Telma Dias has written a short script on the subject of mental illness & submitted it to the BFI Shorts 2012 scheme, managed by the digital culture agency Lighthouse which has been set up to help young creative talents in the film industry.
She is a young filmmaker here at the company. She has been with us since mid 2011 & is very much at home behind the camera. She is currently hard at work at work on her film about racism in football which is a big concern for her. She loves the game but not the ugly face of racism.
It was suggested to Telma that she work on a documentary about mental illness. She is interested in the subject generally & feels deeply about those so afflicted although she herself isn’t assailed with such demons. But Telma felt that a drama film would be more appropriate to draw attention to the problems inherent in mental illness than a documentary would be. She felt that in films on the subject generally there is too much extraneous information about the other characters & not enough attention given to the sufferer herself. This is what her script addresses. We see how events have driven the main character to her state of breakdown & what happens to her when she seeks help.
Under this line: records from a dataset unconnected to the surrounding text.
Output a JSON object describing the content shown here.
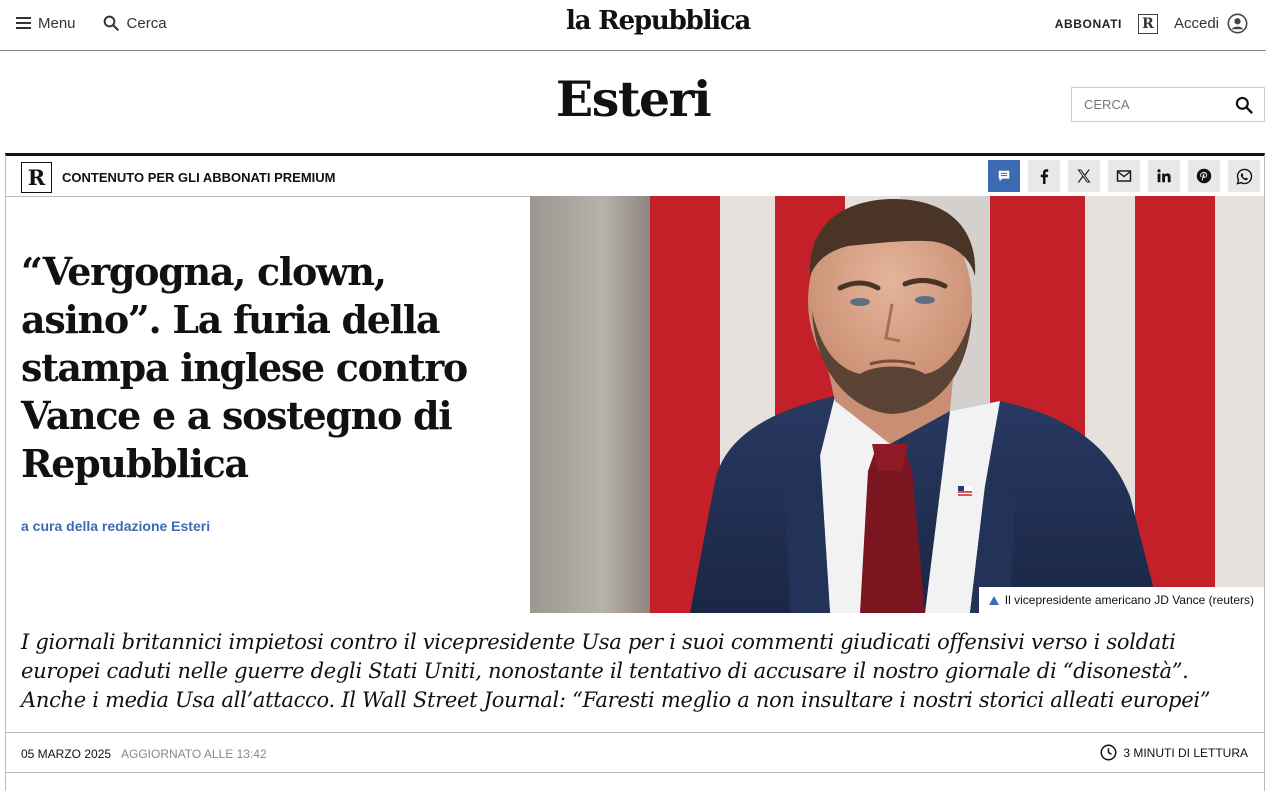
{
  "nav": {
    "menu_label": "Menu",
    "search_label": "Cerca",
    "logo": "la Repubblica",
    "subscribe_label": "ABBONATI",
    "r_logo": "R",
    "login_label": "Accedi"
  },
  "section": {
    "title": "Esteri",
    "search_placeholder": "CERCA"
  },
  "article": {
    "premium_label": "CONTENUTO PER GLI ABBONATI PREMIUM",
    "premium_r": "R",
    "headline": "“Vergogna, clown, asino”. La furia della stampa inglese contro Vance e a sostegno di Repubblica",
    "byline": "a cura della redazione Esteri",
    "photo_caption": "Il vicepresidente americano JD Vance (reuters)",
    "summary": "I giornali britannici impietosi contro il vicepresidente Usa per i suoi commenti giudicati offensivi verso i soldati europei caduti nelle guerre degli Stati Uniti, nonostante il tentativo di accusare il nostro giornale di “disonestà”. Anche i media Usa all’attacco. Il Wall Street Journal: “Faresti meglio a non insultare i nostri storici alleati europei”",
    "date": "05 MARZO 2025",
    "updated": "AGGIORNATO ALLE 13:42",
    "read_time": "3 MINUTI DI LETTURA"
  },
  "share_icons": [
    "comment-icon",
    "facebook-icon",
    "x-icon",
    "mail-icon",
    "linkedin-icon",
    "pinterest-icon",
    "whatsapp-icon"
  ],
  "colors": {
    "accent_blue": "#3d6bb3",
    "share_bg": "#e8e8e8",
    "flag_red": "#c4202a",
    "suit_navy": "#1f2e52"
  }
}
We follow a young woman experiencing a breakdown. One of those dark nights of the soul that some of us sometimes feel might be about to occur to us. It is a powerful piece of writing script; the script is tense & tight. It goes from one crisis to another from one revelation to another. Much is revealed about the main character during the film & the ending is cataclysmic. It is a powerful piece of work. In the way that the drama moves at breakneck speed, there is something in it of Alfred Jarry’s masterpiece Ubu Roi.